Most of those apologies concern his creepy approach to women, “yet he rarely discusses one of the earliest — and most controversial — issues he championed in the Senate: his fight against busing to desegregate schools.”

The first of the four letters, which Biden wrote on March 25, 1977, sought support from his colleagues for the “Equal Educational Opportunities Amendments of 1977 which would amend the Educational Opportunities Act of 1974 to prohibit the courts from ordering the transportation of any student unless the court first determined that a racially discriminatory purpose was a motivating factor in the constitutional violation for which transportation is proposed as a remedy.”

The idea was this. If schools were segregated, but not for a discriminatory reason, then courts could not impose forced busing — an idea from the centralizing, totalitarian Left — to integrate the schools.

Wrote Biden, “my bill strikes at the heart of the Injustice of court-ordered busing. It prohibits the federal courts from disrupting our educational system in the name of the Constitution where there is no evidence that the government officials intended to discriminate.”

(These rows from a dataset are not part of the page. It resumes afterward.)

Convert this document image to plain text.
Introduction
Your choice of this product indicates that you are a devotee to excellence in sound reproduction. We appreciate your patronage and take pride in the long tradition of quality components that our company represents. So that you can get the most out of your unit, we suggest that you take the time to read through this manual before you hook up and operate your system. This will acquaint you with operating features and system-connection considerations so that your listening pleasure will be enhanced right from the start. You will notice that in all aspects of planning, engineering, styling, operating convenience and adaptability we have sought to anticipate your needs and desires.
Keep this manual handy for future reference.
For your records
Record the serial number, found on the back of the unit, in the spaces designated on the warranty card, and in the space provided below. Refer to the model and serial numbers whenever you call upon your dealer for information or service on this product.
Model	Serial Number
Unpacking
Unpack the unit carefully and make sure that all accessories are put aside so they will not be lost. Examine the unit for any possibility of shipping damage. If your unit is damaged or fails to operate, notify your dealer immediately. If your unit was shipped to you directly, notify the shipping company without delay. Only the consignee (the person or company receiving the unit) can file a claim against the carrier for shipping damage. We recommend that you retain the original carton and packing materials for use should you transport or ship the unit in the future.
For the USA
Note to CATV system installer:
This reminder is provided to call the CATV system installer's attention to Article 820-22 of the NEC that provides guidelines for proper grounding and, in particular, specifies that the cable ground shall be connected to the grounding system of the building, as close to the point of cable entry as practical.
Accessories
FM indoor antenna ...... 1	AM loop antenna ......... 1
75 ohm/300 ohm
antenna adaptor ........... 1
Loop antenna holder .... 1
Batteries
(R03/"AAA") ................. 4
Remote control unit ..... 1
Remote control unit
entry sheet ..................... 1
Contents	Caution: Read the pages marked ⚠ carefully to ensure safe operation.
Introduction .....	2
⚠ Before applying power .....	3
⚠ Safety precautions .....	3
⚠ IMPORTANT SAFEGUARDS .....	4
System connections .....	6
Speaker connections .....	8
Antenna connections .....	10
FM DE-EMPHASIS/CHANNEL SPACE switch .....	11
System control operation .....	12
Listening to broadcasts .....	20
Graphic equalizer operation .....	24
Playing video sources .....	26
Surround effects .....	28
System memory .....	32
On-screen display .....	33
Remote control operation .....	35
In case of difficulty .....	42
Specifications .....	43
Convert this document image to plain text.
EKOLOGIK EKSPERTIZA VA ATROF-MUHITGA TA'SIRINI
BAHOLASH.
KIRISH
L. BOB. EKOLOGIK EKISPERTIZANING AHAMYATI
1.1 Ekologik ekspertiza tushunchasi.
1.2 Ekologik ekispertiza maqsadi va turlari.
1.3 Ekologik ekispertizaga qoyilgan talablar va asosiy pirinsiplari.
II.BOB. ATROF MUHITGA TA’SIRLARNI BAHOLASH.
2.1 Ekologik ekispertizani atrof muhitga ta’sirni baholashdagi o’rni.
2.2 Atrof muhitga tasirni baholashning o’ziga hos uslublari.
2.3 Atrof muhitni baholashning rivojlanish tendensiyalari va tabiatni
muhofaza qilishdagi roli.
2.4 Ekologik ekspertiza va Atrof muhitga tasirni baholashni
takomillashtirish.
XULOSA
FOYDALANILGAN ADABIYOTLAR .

Biden wrote that he believed “there is a growing sentiment in the Congress to curb unnecessary busing. In September of 1975, the Senate passed my amendment to the new [Health, Education and Welfare] appropriations bill that prohibited HEW from ordering busing to achieve school integration. That was the first time the U.S. Senate took a firm stand in opposition to busing. The Supreme Court seems to recognize that busing simply cannot be justified in cases where state and local officials intended no discrimination.”

HEW, the Department of Health, Education and Welfare, was the predecessor agency to the Health and Human Services, the Goliath welfare agency.

Biden then sought the support of Judiciary chieftain James O. Eastland.

The conservative Mississippian was a strong proponent of keeping the races separate because “the southern institution of racial segregation or racial separation was the correct, self-evident truth which arose from the chaos and confusion of the reconstruction period,” as Eastland said on the Senate floor after the U.S. Supreme Court decided Brown v. Board of Education. “Separation promotes racial harmony,” he said, and is “desired and supported by the vast majority of the members of both races in the South, who dwell side by side under harmonious conditions.”

Unfazed by Eastland’s strong views on race, Biden wrote to the powerful committee chairman twice — June 30 and July 13, 1977 — to thank Eastland for helping “bring my anti-busing legislation to a vote.”

On August 22, 1978, Biden wrote again to seek Eastland’s help “to limit the use of busing as a remedy in school desegregation cases.” Wrote Biden, “since your support is essential to having a bill reported out by the Judiciary Committee I want to personally ask your continued support and learnt you to our intentions.”

“Joe Biden is today — and has been for more than 40 years in public life — one of the strongest and most powerful voices for civil rights in America,” a Biden underling told CNN. “His long commitment to civil rights has repeatedly been recognized by many of the most important civil rights organizations in America.”

Which says absolutely nothing about whether Biden has changed his mind on forced busing or regrets seeking Eastland’s help. Funny thing is, Biden was right to oppose forced busing, which was a bad idea regardless of the reason why the centralizers in Washington and the federal courts wanted to impose it on the parents and students who vehemently opposed it. Some black Americans opposed it as strongly as whites.